Non va trascurato, del resto, che “dalla complessiva prescrizione dell’art. 75 del d.P.R. 22 dicembre 1986, n. 917 si desume che, anche per le spese e gli altri componenti negativi di cui non sia ancora certa l’esistenza o determinabile in modo obiettivo l’ammontare, il legislatore considera come esercizio di competenza quello nel quale nasce e si forma il titolo giuridico che costituisce la fonte di ciascuna di tali voci, limitandosi soltanto a prevedere una deroga al principio della competenza, col consentire la deducibilità di dette particolari spese e componenti nel diverso esercizio nel quale si raggiunge la certezza della loro esistenza ovvero la determinabilità, in modo obiettivo, del relativo ammontare” (v. Cass. n. 17568 del 09/08/2007; Cass. n. 18237 del 24/10/2012).
6. I motivi dal sesto al dodicesimo hanno tutti ad oggetto, sia pure con alcune specifiche articolazioni, l’indeducibilità dei costi per violazione dell’anno di competenza e la mancata individuazione degli elementi certi e precisi per l’imputazione ad un diverso esercizio. In particolare:
6.1. Il quinto motivo denuncia violazione degli artt. 75, comma 1, d.P.R. n. 917 del 1986, 3 e 5 del d.lgs. n. 446 del 1997 per aver la CTR ritenuto di competenza dell’anno 2003 la fattura emessa dalla società francese Ledere n. 51562 del 2003 relativa a “sconto su contributi eco imballaggi per il 2002” in quanto pervenuta nel 2003 ed attesa la modesta entità dell’importo (euro 2.038,46, oltre Iva).
6.2. Il sesto motivo denuncia, per il medesimo profilo, vizio di insufficiente motivazione.
6.3. Il settimo motivo denuncia vizio di insufficiente motivazione in relazione alla sopravvenienza passiva di cui alla nota di credito n. 30534 del 2003 per euro 17.675,00 a favore della B.W. Srl “per definizione totale relativa alle forniture 2002”, derivante da atto formale di rinunzia parziale di credito ritenuto irrecuperabile.
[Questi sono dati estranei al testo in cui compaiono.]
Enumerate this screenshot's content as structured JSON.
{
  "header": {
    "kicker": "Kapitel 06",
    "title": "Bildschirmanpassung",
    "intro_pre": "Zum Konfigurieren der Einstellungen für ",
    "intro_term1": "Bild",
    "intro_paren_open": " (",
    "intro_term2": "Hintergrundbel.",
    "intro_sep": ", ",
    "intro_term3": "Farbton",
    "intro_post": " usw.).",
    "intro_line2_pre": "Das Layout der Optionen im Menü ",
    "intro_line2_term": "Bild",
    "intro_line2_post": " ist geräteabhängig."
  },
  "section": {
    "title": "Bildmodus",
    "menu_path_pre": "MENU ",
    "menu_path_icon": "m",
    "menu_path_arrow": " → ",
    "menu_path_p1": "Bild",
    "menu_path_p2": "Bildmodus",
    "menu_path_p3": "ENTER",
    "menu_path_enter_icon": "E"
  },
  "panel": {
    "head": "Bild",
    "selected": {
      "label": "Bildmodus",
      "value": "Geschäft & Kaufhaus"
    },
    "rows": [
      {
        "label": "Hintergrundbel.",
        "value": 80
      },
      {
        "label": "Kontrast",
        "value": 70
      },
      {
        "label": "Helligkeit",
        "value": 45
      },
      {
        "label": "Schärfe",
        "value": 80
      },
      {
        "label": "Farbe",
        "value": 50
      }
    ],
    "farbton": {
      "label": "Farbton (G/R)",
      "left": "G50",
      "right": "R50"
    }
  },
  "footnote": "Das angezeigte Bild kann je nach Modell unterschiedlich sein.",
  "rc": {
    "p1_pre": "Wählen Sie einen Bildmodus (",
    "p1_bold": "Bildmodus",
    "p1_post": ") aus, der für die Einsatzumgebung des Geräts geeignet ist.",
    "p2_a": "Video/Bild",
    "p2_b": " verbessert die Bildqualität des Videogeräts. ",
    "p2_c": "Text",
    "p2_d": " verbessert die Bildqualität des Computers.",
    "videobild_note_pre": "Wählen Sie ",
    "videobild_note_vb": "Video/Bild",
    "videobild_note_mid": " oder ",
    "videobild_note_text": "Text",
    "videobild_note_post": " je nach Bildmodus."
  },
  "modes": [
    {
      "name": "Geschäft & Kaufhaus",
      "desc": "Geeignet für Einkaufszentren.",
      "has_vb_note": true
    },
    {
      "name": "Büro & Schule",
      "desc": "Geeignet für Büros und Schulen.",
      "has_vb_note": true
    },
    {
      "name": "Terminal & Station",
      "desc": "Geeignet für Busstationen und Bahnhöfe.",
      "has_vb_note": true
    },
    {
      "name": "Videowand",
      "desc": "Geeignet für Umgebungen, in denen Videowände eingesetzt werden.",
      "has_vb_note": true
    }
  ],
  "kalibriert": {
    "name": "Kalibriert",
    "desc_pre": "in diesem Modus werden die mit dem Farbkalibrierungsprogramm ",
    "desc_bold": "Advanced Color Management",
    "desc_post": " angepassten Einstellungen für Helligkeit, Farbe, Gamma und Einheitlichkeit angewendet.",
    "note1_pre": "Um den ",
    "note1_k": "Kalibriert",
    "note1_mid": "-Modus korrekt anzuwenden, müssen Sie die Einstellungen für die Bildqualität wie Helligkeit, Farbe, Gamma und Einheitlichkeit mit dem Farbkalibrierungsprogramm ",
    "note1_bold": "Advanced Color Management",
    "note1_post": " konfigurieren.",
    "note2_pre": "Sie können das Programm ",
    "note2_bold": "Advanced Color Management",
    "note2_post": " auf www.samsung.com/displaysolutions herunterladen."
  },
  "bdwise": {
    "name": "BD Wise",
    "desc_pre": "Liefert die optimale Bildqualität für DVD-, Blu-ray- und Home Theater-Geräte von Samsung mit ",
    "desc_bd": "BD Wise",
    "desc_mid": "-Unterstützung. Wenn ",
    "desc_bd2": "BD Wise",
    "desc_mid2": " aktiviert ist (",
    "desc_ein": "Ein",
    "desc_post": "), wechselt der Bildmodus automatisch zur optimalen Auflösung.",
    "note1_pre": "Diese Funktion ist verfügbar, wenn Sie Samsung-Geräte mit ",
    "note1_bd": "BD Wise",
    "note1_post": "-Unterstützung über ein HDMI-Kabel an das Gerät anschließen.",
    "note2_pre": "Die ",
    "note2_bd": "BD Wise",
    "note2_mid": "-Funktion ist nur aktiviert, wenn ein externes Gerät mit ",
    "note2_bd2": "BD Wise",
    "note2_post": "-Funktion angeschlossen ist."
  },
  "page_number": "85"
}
6.4. L’ottavo motivo denuncia violazione degli artt. 75, comma 1, d.P.R. n. 917 del 1986, 3 e 5 del d.lgs. n. 446 del 1997 per aver la CTR ritenuto di competenza del 2003 la fattura n. 5101508275 del 2003 emessa dalla R. per “rifatturazione costo logistico per consegna merci ad affiliati iper m.v. secondo semestre 2002” in quanto pervenuta nel 2003.
6.5. Il nono motivo denuncia, per il medesimo profilo di cui al precedente motivo, vizio di insufficiente motivazione.
6.6. Il decimo motivo denuncia violazione degli artt. 75, comma 1, d.P.R. n. 917 del 1986, 3 e 5 del d.lgs. n. 446 del 1997 per aver la CTR ritenuto di competenza del 2003 la nota di credito n. 68 del 2003 a favore della C.I. Scarl “per premio di fine anno su ns. forniture 2002 come stabilito in contratto” perché emessa nel 2003.
6.7. L’undicesimo motivo denuncia, per il medesimo profilo di cui al precedente motivo, vizio di insufficiente motivazione.
6.8. Il successivo motivo (nuovamente rubricato come 11) denuncia violazione degli artt. 2697 c.c., 75, comma 1 e 5, d.P.R. n. 917 del 1986, 3 e 5 del d.lgs. n. 446 del 1997 per aver la CTR ritenuto di competenza del 2003 la fattura n. 8613 del 2003 emessa da M.I. Srl per “contributo sul nostro volantino promozionale Natale 2002”, perché non risultava concordato l’ammontare del contributo, così invertendo la ripartizione dell’onere della prova.
6.9. Il dodicesimo motivo denuncia, per il medesimo profilo di cui al precedente motivo, violazione degli artt. 75, comma 1, d.P.R. n. 917 del 1986, 3 e 5 del d.lgs. n. 446 del 1997 per aver la CTR attribuito valore dirimente, per l’individuazione dell’esercizio di competenza, alla data di ricezione della fattura.
7. I motivi 5, 6, 8, 9, 10, 11 (in entrambe le ipotesi) e 12, che vanno esaminati unitariamente involgendo le medesime questioni, sono fondati.
7.1. Vanno preliminarmente disattese le eccezioni di inammissibilità del controricorrente: l’Agenzia si duole, infatti, dell’inosservanza da parte della CTR dei criteri normativi ai fini della determinazione dell’esercizio di competenza, e, inoltre, dell’assoluta apoditticità della motivazione con cui è stata giustificata la deroga ai criteri ordinari, esclusa ogni prospettiva di un riesame del merito.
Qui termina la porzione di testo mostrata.